Sometimes I feel guilty that I love being at home – I feel like I should get out and about more. But over the last year I have become more and more of a homebody. Home is a place of comfort and security. And we all love it.
Today we returned home from our weekend away. We left a little earlier than planned as Boo was poorly but we were all glad to get going. Not because we weren’t having a wonderful time, but because home is our safe place where we can show the ugly truth of how we feel without worrying about how it is affecting others.
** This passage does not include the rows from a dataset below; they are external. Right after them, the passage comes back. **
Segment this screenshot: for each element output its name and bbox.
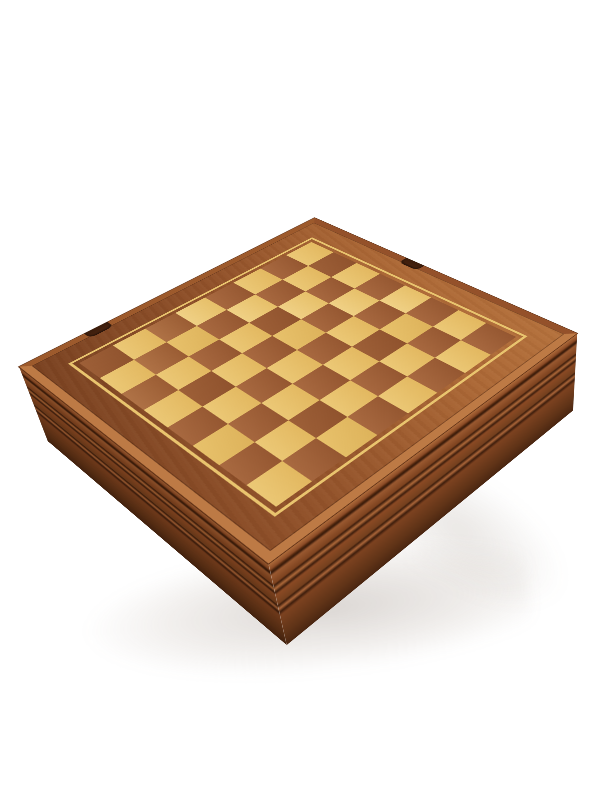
board-square <box>178 371 235 406</box>
board-square <box>348 396 408 435</box>
board-square <box>228 403 288 442</box>
board-square <box>254 420 316 461</box>
board-square <box>435 340 491 373</box>
board-square <box>350 361 407 396</box>
board-square <box>319 380 378 417</box>
board-square <box>155 357 211 391</box>
board-square <box>267 350 323 384</box>
board-square <box>282 439 345 482</box>
board-square <box>323 347 379 380</box>
board-square <box>100 360 156 394</box>
board-square <box>211 353 267 387</box>
board-square <box>293 365 350 400</box>
board-square <box>288 400 348 439</box>
board-square <box>219 442 282 485</box>
board-square <box>168 407 228 446</box>
board-square <box>202 387 261 424</box>
board-square <box>144 390 202 427</box>
board-square <box>378 377 437 414</box>
board-square <box>193 424 255 465</box>
board-square <box>316 417 378 458</box>
board-square <box>121 375 178 410</box>
board-square <box>261 384 320 421</box>
board-square <box>247 461 312 506</box>
board-square <box>379 343 435 376</box>
product-photo-background <box>0 0 600 800</box>
board-square <box>235 368 292 403</box>
board-square <box>407 358 464 393</box>
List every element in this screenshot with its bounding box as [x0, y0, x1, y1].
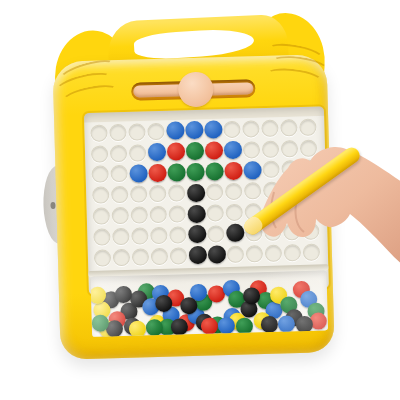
board-hole[interactable]: [112, 207, 129, 224]
board-hole[interactable]: [109, 124, 126, 141]
board-cell: [127, 121, 147, 142]
board-hole[interactable]: [226, 204, 243, 221]
board-cell: [225, 223, 245, 244]
board-bead-R[interactable]: [204, 141, 222, 159]
board-cell: [109, 143, 129, 164]
board-cell: [185, 141, 205, 162]
board-hole[interactable]: [129, 144, 146, 161]
board-bead-K[interactable]: [187, 204, 205, 222]
board-hole[interactable]: [91, 145, 108, 162]
board-hole[interactable]: [207, 225, 224, 242]
board-bead-K[interactable]: [186, 183, 204, 201]
board-hole[interactable]: [112, 228, 129, 245]
board-cell: [168, 224, 188, 245]
board-bead-B[interactable]: [129, 164, 147, 182]
tray-bead-Y[interactable]: [90, 286, 105, 303]
board-cell: [223, 139, 243, 160]
board-hole[interactable]: [150, 206, 167, 223]
board-bead-G[interactable]: [167, 163, 185, 181]
board-cell: [148, 183, 168, 204]
board-cell: [128, 142, 148, 163]
board-hole[interactable]: [93, 207, 110, 224]
board-cell: [111, 226, 131, 247]
tray-bead-Y[interactable]: [128, 320, 145, 337]
board-hole[interactable]: [113, 248, 130, 265]
tray-bead-G[interactable]: [235, 317, 252, 334]
tray-bead-G[interactable]: [145, 318, 162, 335]
board-hole[interactable]: [111, 186, 128, 203]
board-hole[interactable]: [150, 227, 167, 244]
board-cell: [110, 184, 130, 205]
tray-bead-B[interactable]: [277, 315, 294, 332]
board-hole[interactable]: [169, 226, 186, 243]
board-hole[interactable]: [151, 247, 168, 264]
tray-bead-K[interactable]: [170, 318, 187, 335]
board-cell: [92, 206, 112, 227]
board-cell: [205, 182, 225, 203]
board-cell: [187, 224, 207, 245]
board-hole[interactable]: [225, 183, 242, 200]
board-cell: [185, 161, 205, 182]
board-cell: [224, 181, 244, 202]
board-cell: [90, 164, 110, 185]
tray-bead-R[interactable]: [200, 317, 217, 334]
board-bead-R[interactable]: [166, 142, 184, 160]
board-hole[interactable]: [169, 205, 186, 222]
board-cell: [186, 182, 206, 203]
board-hole[interactable]: [110, 145, 127, 162]
tray-bead-K[interactable]: [295, 315, 312, 332]
board-cell: [167, 183, 187, 204]
board-cell: [186, 203, 206, 224]
board-cell: [222, 119, 242, 140]
board-bead-R[interactable]: [148, 164, 166, 182]
board-cell: [128, 163, 148, 184]
board-cell: [108, 122, 128, 143]
board-cell: [111, 205, 131, 226]
board-cell: [112, 247, 132, 268]
board-cell: [226, 243, 246, 264]
board-hole[interactable]: [131, 227, 148, 244]
board-hole[interactable]: [168, 185, 185, 202]
board-hole[interactable]: [147, 123, 164, 140]
board-bead-G[interactable]: [186, 163, 204, 181]
board-cell: [167, 203, 187, 224]
board-cell: [204, 161, 224, 182]
board-hole[interactable]: [128, 123, 145, 140]
board-hole[interactable]: [131, 206, 148, 223]
board-cell: [109, 163, 129, 184]
board-cell: [205, 202, 225, 223]
board-cell: [223, 160, 243, 181]
board-hole[interactable]: [94, 249, 111, 266]
tray-bead-K[interactable]: [155, 294, 172, 311]
board-hole[interactable]: [149, 185, 166, 202]
board-cell: [146, 121, 166, 142]
board-hole[interactable]: [130, 186, 147, 203]
board-cell: [93, 247, 113, 268]
tray-bead-B[interactable]: [217, 316, 234, 333]
board-bead-G[interactable]: [205, 162, 223, 180]
board-bead-K[interactable]: [188, 246, 206, 264]
board-cell: [131, 246, 151, 267]
tray-bead-K[interactable]: [180, 296, 197, 313]
board-cell: [89, 122, 109, 143]
board-hole[interactable]: [110, 165, 127, 182]
board-cell: [148, 204, 168, 225]
board-hole[interactable]: [93, 228, 110, 245]
board-hole[interactable]: [223, 121, 240, 138]
board-cell: [147, 142, 167, 163]
tray-bead-K[interactable]: [242, 287, 259, 304]
board-cell: [169, 245, 189, 266]
board-cell: [91, 185, 111, 206]
tray-bead-K[interactable]: [260, 315, 277, 332]
board-bead-B[interactable]: [147, 143, 165, 161]
board-cell: [166, 162, 186, 183]
bead-tray: [90, 270, 328, 337]
board-hole[interactable]: [206, 183, 223, 200]
board-cell: [130, 225, 150, 246]
board-cell: [165, 120, 185, 141]
board-hole[interactable]: [90, 124, 107, 141]
board-bead-R[interactable]: [224, 162, 242, 180]
board-bead-B[interactable]: [223, 141, 241, 159]
board-cell: [149, 225, 169, 246]
board-cell: [224, 202, 244, 223]
board-cell: [166, 141, 186, 162]
board-bead-G[interactable]: [185, 142, 203, 160]
board-bead-K[interactable]: [207, 245, 225, 263]
board-hole[interactable]: [132, 248, 149, 265]
board-cell: [207, 244, 227, 265]
board-cell: [204, 140, 224, 161]
board-hole[interactable]: [227, 245, 244, 262]
board-cell: [130, 204, 150, 225]
board-hole[interactable]: [91, 166, 108, 183]
board-cell: [90, 143, 110, 164]
board-cell: [188, 244, 208, 265]
product-photo: [0, 0, 400, 400]
board-cell: [184, 120, 204, 141]
board-cell: [129, 184, 149, 205]
board-hole[interactable]: [92, 187, 109, 204]
board-cell: [206, 223, 226, 244]
board-cell: [147, 162, 167, 183]
board-cell: [203, 119, 223, 140]
board-hole[interactable]: [207, 204, 224, 221]
tray-bead-G[interactable]: [91, 314, 108, 331]
tray-bead-K[interactable]: [114, 285, 131, 302]
board-cell: [92, 226, 112, 247]
board-cell: [150, 246, 170, 267]
board-hole[interactable]: [170, 247, 187, 264]
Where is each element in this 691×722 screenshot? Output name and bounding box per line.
When you have a burden of grief, anxiety and depression weighing heavily on your mind, it becomes very difficult to keep up appearances. I am all too aware that I either don’t talk at all, or talk about myself when we are out. I don’t have the strength to put on a smile and join in conversation. I do try but I find it so exhausting – partly because I am always tense from trying to force the smile, hold back the tears and brace myself for a comment that will accidentally sting. Also, as my brain is so full of muddled thoughts, I find listening to conversation hard as my mind, like a hyperactive toddler, needs to be constantly refocused onto the task at hand. Often I will realise that it is my time to speak but I have been busy rolling the babies names over in my mouth instead of listening. Awkward.
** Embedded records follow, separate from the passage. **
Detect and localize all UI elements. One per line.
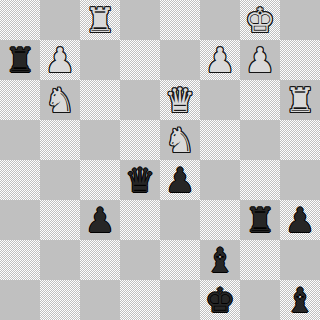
square-g3[interactable]: ♜: [240, 200, 280, 240]
square-h1[interactable]: ♝: [280, 280, 320, 320]
square-c1[interactable]: [80, 280, 120, 320]
square-e2[interactable]: [160, 240, 200, 280]
piece-black-bishop: ♝: [205, 240, 235, 280]
square-c7[interactable]: [80, 40, 120, 80]
square-g5[interactable]: [240, 120, 280, 160]
piece-black-pawn: ♟: [285, 200, 315, 240]
square-f4[interactable]: [200, 160, 240, 200]
square-e5[interactable]: ♞: [160, 120, 200, 160]
piece-white-knight: ♞: [165, 120, 195, 160]
square-h3[interactable]: ♟: [280, 200, 320, 240]
square-d6[interactable]: [120, 80, 160, 120]
square-h5[interactable]: [280, 120, 320, 160]
square-b7[interactable]: ♟: [40, 40, 80, 80]
square-d7[interactable]: [120, 40, 160, 80]
square-h4[interactable]: [280, 160, 320, 200]
square-f6[interactable]: [200, 80, 240, 120]
piece-black-king: ♚: [205, 280, 235, 320]
square-f3[interactable]: [200, 200, 240, 240]
square-b6[interactable]: ♞: [40, 80, 80, 120]
square-g4[interactable]: [240, 160, 280, 200]
square-b4[interactable]: [40, 160, 80, 200]
piece-black-pawn: ♟: [85, 200, 115, 240]
piece-white-pawn: ♟: [245, 40, 275, 80]
square-a4[interactable]: [0, 160, 40, 200]
chess-board: ♜♚♜♟♟♟♞♛♜♞♛♟♟♜♟♝♚♝: [0, 0, 320, 320]
square-c4[interactable]: [80, 160, 120, 200]
square-g7[interactable]: ♟: [240, 40, 280, 80]
square-b8[interactable]: [40, 0, 80, 40]
square-c8[interactable]: ♜: [80, 0, 120, 40]
piece-white-rook: ♜: [285, 80, 315, 120]
square-a8[interactable]: [0, 0, 40, 40]
piece-black-pawn: ♟: [165, 160, 195, 200]
square-a3[interactable]: [0, 200, 40, 240]
square-b3[interactable]: [40, 200, 80, 240]
square-a5[interactable]: [0, 120, 40, 160]
piece-white-rook: ♜: [85, 0, 115, 40]
square-f7[interactable]: ♟: [200, 40, 240, 80]
square-f2[interactable]: ♝: [200, 240, 240, 280]
square-a6[interactable]: [0, 80, 40, 120]
square-d5[interactable]: [120, 120, 160, 160]
square-e8[interactable]: [160, 0, 200, 40]
piece-white-queen: ♛: [165, 80, 195, 120]
square-e7[interactable]: [160, 40, 200, 80]
square-b5[interactable]: [40, 120, 80, 160]
piece-white-pawn: ♟: [45, 40, 75, 80]
square-d2[interactable]: [120, 240, 160, 280]
square-e1[interactable]: [160, 280, 200, 320]
square-e4[interactable]: ♟: [160, 160, 200, 200]
square-g1[interactable]: [240, 280, 280, 320]
square-g2[interactable]: [240, 240, 280, 280]
piece-black-queen: ♛: [125, 160, 155, 200]
square-c2[interactable]: [80, 240, 120, 280]
square-f1[interactable]: ♚: [200, 280, 240, 320]
square-f5[interactable]: [200, 120, 240, 160]
square-g8[interactable]: ♚: [240, 0, 280, 40]
square-a7[interactable]: ♜: [0, 40, 40, 80]
square-b1[interactable]: [40, 280, 80, 320]
square-a1[interactable]: [0, 280, 40, 320]
square-d8[interactable]: [120, 0, 160, 40]
square-h7[interactable]: [280, 40, 320, 80]
square-e3[interactable]: [160, 200, 200, 240]
piece-white-king: ♚: [245, 0, 275, 40]
square-c3[interactable]: ♟: [80, 200, 120, 240]
square-f8[interactable]: [200, 0, 240, 40]
square-c6[interactable]: [80, 80, 120, 120]
square-d4[interactable]: ♛: [120, 160, 160, 200]
piece-black-rook: ♜: [245, 200, 275, 240]
piece-black-bishop: ♝: [285, 280, 315, 320]
square-g6[interactable]: [240, 80, 280, 120]
square-h8[interactable]: [280, 0, 320, 40]
square-d3[interactable]: [120, 200, 160, 240]
piece-white-pawn: ♟: [205, 40, 235, 80]
square-a2[interactable]: [0, 240, 40, 280]
piece-white-knight: ♞: [45, 80, 75, 120]
square-b2[interactable]: [40, 240, 80, 280]
square-d1[interactable]: [120, 280, 160, 320]
piece-black-rook: ♜: [5, 40, 35, 80]
square-e6[interactable]: ♛: [160, 80, 200, 120]
square-h2[interactable]: [280, 240, 320, 280]
square-h6[interactable]: ♜: [280, 80, 320, 120]
square-c5[interactable]: [80, 120, 120, 160]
So after 2 days of wonderful times, plenty of oversharing, good food, company and wine we made our way home. Boo was tucked up in the back of her car still in her pjs. The rain came down in sheets (so jealous of all you in the snow today!) as we made our slow journey to home. For 90 minutes I sat with tears streaming down my face. Sometimes silently. Sometimes with heaving sobs. But I cried and cried. M understood. 48 hours worth of tears needed to be released. I couldn’t hold them back any longer and was so relieved to finally let out the flood of tears that I had barely kept at bay. As I cried, the tension slipped away and the deep sadness ebbed out to a more bearable level. By the time we were home, I was ready to stop crying.
Once home, we had the most lovely afternoon watching Christmas movies and buying Christmas food and presents online. Boo slept in my arms as she battled a fever. The tree lights flickered. Christmas scents filled by air.
For the the second time this weekend I was genuinely happy. Again, it was while the weight of my daughter filled my arms. But this time, it was also the wonderful contented feeling of being at home. At home with my family.